Mischiando riferimenti alti e bassi (Samuel Beckett e le videochiamate, Werner Herzog e le uova di Pasqua, l’Apocalisse e gli audiolibri), Gauld si fa beffe dei meccanismi secolari alla base della narratività. Topoi e archetipi, che alla lunga rischiano di diventare cliché, nella produzione dell’autore scozzese collidono e rivivono nella loro essenza elementare di funzioni proppiane messe a nudo. Il disegno è quindi per forza di cose spoglio e minimale, quel tanto che basta per arrivare a tutti, senza per questo scadere in un’estetica anonima o dozzinale.

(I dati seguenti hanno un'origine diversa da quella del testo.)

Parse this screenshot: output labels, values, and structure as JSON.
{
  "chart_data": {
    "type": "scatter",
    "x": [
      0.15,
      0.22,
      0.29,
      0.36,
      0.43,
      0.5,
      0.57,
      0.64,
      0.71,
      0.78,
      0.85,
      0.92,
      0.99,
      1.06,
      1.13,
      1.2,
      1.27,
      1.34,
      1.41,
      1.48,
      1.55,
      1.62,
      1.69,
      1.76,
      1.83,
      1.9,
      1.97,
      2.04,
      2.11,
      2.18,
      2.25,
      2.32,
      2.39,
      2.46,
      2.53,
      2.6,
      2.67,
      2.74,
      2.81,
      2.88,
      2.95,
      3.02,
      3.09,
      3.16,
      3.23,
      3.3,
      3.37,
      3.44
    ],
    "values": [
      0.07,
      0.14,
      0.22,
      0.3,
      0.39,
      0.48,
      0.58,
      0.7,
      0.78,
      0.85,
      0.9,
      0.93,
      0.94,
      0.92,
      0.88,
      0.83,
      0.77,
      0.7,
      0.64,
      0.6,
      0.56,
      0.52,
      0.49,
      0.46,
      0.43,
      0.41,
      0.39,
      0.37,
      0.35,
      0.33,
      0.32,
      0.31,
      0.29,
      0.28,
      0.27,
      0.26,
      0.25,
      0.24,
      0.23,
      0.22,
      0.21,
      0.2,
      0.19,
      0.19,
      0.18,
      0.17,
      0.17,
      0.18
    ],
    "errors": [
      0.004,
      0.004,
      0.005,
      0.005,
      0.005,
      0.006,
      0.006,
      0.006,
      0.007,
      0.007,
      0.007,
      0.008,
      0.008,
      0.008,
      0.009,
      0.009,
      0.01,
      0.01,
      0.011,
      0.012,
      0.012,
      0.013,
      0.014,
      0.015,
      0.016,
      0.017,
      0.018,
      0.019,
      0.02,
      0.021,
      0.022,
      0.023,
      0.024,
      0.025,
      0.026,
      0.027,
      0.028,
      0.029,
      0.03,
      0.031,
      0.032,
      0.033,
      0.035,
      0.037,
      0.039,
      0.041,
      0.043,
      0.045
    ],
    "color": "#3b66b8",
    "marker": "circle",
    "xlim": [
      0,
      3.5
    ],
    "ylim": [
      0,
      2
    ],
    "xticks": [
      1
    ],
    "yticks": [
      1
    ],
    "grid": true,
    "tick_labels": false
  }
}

La piccola libreria sul Tamigi, Frida Skybäck (Giunti) – recensione di Michela De Marchi
Un nuovo inizio, in un’altra nazione lontana dalla propria patria: è ciò che accade, inconsapevolmente, a Charlotte Rydberg, protagonista de La piccola libreria sul Tamigi. Dalla morte del suo grande amore, Alex, Charlotte si è immersa completamente nel lavoro, continuando l’attività dell’azienda che i due avevano fondato insieme in Svezia. Credendo di potersi rinchiudere nella piccola bolla che si era creata, Charlotte conduce ormai una vita vuota, ma a cambiare i suoi piani è una lettera di un avvocato londinese.
Scopre così di essere l’ereditaria di un palazzo e della libreria sottostante, a Londra, appartenuti in passato a Sara, sorella di Kristina, la sua defunta madre. A causa dei difficili rapporti famigliari, Charlotte non ha mai conosciuto la zia e non sa nulla della sua vita, ma si ritrova a vivere a Londra: un città vittoriana che differisce totalmente dalla sua solita Svezia. Dall’idea iniziale di rimanere solo qualche settimana, i suoi piani cambiano grazie all’affetto che inizia a provare per la libreria, portata avanti da Martinique e Sam, a un probabile nuovo amore e alla voglia di scoprire la storia che si cela dietro alla sua famiglia. La piccola libreria sul Tamigi permette di immergersi in un racconto caratterizzato da sofferenza, lutti e difficoltà, ma anche da amicizia, piaceri quotidiani della vita e dalla possibilità, che ognuno di noi ha, di rinascere.
Il lettore, nel corso delle pagine, scoprirà di più su Charlotte, un personaggio che con il tempo impara ad aprirsi ancora al mondo, su Sara, sul particolare rapporto con la sorella Kristina, su Martinique e sulla piccola libreria. Un libro che, nella sua semplicità, trasmette un messaggio positivo e di speranza, insegnando come anche davanti ai dolori più strazianti, si possa ritrovare uno spiraglio di luce.